Mayer quotes Gary Solis, a retired law professor who designed and taught the Law of War for Commanders curriculum at West Point as saying that under both U.S. and international law, “Jack Bauer is a criminal. In real life, he would be prosecuted.” Yet many of his students—and many soldiers and many viewers—say, “Whatever it takes.”

According to most terrorism experts, the “ticking time bomb” situation almost never occurs. Joe Navarro, one of the F.B.I.’s top experts in questioning techniques, said in reference to Bauer’s calm demeanor after torturing someone: “Only a psychopath can torture and be unaffected. You don’t want people like that in your organization. They are untrustworthy and tend to have grotesque other problems.” Navarro, who has conducted some 12,000 interrogations, said that “torture was not an effective response.”

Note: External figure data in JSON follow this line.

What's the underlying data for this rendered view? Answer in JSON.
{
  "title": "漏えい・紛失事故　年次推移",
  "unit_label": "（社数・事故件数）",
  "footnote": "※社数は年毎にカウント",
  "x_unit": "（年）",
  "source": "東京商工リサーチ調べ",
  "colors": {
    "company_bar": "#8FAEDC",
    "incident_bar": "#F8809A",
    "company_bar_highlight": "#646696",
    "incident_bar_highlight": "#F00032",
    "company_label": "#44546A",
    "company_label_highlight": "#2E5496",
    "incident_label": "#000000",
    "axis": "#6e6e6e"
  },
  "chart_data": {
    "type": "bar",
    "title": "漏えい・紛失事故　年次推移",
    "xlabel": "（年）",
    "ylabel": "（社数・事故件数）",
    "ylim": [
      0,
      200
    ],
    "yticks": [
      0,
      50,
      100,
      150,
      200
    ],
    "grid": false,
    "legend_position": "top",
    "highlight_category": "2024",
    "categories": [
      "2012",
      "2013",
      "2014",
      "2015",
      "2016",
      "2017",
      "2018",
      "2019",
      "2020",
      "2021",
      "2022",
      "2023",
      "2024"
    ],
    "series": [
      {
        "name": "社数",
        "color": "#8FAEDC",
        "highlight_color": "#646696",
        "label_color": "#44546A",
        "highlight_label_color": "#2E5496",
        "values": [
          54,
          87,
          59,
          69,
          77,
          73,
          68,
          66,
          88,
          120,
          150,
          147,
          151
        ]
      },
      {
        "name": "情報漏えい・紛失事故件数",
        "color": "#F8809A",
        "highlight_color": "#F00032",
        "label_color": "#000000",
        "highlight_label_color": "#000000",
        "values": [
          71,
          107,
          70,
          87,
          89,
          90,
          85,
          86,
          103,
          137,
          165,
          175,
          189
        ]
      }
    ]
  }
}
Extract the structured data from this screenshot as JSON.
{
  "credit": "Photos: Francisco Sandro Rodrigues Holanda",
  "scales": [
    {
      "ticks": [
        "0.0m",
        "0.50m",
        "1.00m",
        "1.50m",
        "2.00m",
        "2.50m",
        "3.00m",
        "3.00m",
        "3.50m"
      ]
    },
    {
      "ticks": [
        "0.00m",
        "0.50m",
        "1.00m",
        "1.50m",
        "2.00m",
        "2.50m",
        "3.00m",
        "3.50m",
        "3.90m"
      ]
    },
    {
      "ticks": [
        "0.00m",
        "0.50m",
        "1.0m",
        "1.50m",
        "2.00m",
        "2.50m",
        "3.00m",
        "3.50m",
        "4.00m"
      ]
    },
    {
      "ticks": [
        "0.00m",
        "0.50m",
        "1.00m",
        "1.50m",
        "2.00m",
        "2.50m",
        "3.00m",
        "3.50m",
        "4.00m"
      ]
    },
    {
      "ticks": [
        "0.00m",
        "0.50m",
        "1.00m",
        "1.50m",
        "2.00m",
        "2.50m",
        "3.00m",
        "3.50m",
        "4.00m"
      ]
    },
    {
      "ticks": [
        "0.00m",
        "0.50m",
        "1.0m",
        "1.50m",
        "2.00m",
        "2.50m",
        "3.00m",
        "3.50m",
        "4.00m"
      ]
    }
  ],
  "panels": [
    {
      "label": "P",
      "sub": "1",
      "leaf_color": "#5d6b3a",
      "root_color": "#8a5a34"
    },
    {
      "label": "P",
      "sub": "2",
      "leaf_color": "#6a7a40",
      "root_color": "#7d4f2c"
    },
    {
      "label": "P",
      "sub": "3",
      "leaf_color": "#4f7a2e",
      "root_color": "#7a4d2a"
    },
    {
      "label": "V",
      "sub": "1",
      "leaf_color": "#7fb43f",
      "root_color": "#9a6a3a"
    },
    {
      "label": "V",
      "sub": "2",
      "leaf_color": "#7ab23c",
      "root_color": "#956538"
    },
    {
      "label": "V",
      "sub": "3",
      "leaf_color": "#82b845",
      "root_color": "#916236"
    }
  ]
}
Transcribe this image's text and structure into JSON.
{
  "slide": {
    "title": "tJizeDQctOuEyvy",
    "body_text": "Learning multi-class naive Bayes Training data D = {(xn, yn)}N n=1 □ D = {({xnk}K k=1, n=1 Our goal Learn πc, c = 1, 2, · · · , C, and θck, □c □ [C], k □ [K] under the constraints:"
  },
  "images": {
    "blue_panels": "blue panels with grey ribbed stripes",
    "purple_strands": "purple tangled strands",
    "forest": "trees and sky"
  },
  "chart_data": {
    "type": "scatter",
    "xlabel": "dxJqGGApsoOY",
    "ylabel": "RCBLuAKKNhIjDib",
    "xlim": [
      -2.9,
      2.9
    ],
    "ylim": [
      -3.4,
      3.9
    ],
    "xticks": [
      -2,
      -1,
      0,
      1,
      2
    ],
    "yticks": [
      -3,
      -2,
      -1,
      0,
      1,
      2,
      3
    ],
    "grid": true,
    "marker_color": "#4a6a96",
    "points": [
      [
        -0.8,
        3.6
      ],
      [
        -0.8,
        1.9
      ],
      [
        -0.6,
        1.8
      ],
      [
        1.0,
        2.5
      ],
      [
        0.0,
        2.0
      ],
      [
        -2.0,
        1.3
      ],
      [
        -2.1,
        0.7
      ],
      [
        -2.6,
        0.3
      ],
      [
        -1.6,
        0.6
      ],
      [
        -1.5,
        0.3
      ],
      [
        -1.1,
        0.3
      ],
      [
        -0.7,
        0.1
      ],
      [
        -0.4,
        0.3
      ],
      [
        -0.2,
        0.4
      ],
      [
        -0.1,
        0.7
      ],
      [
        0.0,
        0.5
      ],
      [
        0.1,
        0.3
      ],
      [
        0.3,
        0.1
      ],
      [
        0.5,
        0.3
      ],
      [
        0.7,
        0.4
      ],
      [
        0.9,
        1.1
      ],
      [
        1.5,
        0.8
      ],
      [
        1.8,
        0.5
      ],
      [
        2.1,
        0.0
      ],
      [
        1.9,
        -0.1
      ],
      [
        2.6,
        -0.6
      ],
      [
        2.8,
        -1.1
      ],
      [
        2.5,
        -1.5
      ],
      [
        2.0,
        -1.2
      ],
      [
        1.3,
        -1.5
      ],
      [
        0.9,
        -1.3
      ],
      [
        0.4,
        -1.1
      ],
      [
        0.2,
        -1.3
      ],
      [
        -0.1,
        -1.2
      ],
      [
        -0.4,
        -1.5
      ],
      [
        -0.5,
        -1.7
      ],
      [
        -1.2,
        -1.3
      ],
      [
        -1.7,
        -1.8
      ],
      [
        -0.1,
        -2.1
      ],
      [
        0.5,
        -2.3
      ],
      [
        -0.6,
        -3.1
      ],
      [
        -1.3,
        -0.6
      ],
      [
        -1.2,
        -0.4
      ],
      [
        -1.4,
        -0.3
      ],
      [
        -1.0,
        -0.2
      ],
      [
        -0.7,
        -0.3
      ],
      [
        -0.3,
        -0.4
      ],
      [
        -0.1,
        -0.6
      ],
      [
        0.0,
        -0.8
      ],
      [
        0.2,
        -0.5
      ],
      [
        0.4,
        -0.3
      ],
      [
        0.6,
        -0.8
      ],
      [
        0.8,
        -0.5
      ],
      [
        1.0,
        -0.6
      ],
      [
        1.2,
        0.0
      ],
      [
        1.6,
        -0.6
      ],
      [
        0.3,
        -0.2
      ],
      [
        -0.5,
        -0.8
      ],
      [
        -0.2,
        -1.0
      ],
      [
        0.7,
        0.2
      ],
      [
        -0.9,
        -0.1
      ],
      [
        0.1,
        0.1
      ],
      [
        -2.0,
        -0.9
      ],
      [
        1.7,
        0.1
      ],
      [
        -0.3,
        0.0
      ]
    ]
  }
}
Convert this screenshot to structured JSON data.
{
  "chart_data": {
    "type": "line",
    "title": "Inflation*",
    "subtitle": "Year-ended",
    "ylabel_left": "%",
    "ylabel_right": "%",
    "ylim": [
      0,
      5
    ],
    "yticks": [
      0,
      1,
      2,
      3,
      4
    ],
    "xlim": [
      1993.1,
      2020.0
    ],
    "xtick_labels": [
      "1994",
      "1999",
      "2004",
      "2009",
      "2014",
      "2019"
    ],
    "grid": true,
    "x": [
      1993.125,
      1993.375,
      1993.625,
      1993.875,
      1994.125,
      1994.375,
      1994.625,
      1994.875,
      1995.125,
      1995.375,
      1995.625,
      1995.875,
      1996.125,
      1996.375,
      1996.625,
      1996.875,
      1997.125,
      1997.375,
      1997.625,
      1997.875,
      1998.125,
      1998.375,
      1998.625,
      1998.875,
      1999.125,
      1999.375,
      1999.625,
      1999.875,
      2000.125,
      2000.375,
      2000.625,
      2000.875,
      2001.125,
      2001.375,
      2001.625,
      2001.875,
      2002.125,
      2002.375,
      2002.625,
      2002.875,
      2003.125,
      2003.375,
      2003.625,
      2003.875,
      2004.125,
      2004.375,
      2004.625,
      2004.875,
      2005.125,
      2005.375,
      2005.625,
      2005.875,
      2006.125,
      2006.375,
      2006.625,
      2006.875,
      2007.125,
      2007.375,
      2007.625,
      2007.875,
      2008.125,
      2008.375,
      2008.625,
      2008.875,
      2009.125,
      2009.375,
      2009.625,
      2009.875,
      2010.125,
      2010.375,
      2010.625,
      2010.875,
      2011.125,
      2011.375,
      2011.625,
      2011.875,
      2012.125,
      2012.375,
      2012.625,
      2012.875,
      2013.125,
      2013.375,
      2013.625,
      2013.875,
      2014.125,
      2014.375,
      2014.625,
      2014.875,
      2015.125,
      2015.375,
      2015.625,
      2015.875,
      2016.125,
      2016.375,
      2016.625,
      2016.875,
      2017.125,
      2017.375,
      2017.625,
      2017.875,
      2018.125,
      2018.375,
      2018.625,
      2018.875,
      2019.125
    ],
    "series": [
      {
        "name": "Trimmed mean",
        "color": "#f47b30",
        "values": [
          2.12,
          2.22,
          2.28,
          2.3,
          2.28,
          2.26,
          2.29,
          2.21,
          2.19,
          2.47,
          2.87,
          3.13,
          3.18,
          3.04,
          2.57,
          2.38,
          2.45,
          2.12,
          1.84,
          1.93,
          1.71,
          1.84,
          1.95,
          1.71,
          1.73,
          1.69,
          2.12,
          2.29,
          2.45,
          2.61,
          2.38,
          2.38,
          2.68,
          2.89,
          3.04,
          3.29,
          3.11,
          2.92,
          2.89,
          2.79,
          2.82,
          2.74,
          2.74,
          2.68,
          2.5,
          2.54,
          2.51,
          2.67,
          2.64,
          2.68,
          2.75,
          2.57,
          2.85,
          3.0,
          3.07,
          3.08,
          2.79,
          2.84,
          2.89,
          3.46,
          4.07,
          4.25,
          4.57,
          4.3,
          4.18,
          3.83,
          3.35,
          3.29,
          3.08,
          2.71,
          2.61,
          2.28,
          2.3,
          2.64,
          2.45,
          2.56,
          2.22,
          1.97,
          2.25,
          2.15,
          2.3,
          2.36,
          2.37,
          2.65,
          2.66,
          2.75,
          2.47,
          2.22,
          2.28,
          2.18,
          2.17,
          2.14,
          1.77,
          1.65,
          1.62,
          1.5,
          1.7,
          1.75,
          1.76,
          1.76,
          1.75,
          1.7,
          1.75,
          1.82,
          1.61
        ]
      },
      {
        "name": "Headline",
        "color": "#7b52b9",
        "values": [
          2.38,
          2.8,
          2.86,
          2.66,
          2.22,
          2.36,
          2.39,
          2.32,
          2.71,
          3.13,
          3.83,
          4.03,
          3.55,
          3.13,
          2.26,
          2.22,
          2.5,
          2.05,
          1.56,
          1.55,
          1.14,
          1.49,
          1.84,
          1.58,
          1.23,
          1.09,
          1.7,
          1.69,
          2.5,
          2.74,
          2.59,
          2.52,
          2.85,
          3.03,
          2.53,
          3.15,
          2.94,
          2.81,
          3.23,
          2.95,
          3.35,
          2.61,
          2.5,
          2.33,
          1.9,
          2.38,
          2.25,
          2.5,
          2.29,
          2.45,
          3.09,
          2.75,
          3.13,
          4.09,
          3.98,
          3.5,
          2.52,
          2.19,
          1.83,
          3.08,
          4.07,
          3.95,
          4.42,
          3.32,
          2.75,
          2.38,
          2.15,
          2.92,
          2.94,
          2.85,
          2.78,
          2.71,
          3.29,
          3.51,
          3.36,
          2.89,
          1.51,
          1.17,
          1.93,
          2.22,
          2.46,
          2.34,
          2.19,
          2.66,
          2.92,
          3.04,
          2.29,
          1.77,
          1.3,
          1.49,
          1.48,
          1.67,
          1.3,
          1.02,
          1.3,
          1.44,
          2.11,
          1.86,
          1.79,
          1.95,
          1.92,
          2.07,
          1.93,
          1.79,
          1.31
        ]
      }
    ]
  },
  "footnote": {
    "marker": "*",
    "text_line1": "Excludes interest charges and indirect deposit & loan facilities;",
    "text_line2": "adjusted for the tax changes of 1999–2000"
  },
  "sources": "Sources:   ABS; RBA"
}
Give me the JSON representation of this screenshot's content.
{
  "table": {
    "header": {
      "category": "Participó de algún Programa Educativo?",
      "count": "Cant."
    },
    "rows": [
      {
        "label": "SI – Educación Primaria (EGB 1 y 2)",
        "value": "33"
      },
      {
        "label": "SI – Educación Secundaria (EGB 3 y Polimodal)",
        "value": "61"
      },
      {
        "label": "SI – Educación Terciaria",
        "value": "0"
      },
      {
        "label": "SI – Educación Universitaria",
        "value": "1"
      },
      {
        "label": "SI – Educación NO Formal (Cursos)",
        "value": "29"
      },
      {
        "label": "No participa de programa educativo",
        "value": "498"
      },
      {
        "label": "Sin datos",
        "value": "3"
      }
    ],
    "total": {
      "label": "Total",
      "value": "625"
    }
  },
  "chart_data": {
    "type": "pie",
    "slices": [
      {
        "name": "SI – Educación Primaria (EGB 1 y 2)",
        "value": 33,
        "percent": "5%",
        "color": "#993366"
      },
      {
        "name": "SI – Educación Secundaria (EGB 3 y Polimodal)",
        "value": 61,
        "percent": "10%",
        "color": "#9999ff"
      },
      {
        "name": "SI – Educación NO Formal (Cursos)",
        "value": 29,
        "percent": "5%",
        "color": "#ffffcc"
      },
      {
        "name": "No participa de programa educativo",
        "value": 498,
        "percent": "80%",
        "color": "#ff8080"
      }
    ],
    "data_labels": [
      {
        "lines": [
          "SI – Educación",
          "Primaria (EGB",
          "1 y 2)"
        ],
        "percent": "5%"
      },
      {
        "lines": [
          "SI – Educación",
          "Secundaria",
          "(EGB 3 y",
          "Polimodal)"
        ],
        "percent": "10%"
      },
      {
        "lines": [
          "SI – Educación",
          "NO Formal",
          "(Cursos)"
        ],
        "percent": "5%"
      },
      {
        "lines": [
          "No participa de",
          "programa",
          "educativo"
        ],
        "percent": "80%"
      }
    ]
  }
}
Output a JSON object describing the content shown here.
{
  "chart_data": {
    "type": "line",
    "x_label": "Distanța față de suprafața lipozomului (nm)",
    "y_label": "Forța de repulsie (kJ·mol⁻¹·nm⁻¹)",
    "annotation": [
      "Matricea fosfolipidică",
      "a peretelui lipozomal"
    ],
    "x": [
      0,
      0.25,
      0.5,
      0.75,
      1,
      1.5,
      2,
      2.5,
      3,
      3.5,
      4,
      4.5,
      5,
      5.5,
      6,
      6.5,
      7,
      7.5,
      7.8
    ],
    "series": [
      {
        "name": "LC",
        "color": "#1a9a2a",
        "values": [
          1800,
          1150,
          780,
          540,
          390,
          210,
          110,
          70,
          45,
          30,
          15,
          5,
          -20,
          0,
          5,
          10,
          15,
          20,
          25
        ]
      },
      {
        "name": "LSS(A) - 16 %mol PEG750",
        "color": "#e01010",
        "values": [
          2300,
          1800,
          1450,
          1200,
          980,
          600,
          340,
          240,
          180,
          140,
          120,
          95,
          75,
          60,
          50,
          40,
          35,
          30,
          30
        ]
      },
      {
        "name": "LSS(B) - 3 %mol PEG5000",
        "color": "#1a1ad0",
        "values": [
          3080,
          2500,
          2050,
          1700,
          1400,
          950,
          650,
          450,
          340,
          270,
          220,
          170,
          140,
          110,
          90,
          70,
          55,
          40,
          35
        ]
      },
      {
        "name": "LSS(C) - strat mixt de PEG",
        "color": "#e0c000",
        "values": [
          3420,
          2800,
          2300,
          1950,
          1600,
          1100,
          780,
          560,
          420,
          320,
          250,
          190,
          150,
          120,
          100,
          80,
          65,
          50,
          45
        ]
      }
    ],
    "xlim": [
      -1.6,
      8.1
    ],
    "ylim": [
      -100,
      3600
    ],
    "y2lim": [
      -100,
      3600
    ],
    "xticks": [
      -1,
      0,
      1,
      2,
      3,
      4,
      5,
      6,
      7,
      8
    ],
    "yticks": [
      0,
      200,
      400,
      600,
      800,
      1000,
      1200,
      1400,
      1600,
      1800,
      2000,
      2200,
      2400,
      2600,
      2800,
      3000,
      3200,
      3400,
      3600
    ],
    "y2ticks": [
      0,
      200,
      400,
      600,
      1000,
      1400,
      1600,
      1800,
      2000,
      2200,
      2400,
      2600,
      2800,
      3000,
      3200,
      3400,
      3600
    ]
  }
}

“The notion that physical coercion in interrogations is unreliable,” writes Mayer, “although widespread among military intelligence officers and F.B.I. agents, has been firmly rejected by the Bush Administration.”

Tony Lagouranis, a former Army interrogator in the war in Iraq, said that DVDs of “24” circulate widely among the soldiers there, and he knew of instances in which interrogators copied a technique they saw on the show. However, he said, “In Iraq, I never saw pain produce intelligence.”

Lagouranis said that the U.S. military and the F.B.I. teach real intelligence professionals to use “rapport-building,” the slow process of winning over informants, which is the method that generally works best.

Despite the testimony of these experts to the team that creates “24,” it is doubtful the show will make many changes because of it. It makes a lot of money for Fox, and Joel Surnow, the show’s co-creator and executive producer, is a self-proclaimed conservative who also wants to make a show that presents Senator Joseph McCarthy in a positive light.

We, at least, can learn to be more discerning viewers and not accept what TV shows use as real or necessary. Watch how you watch.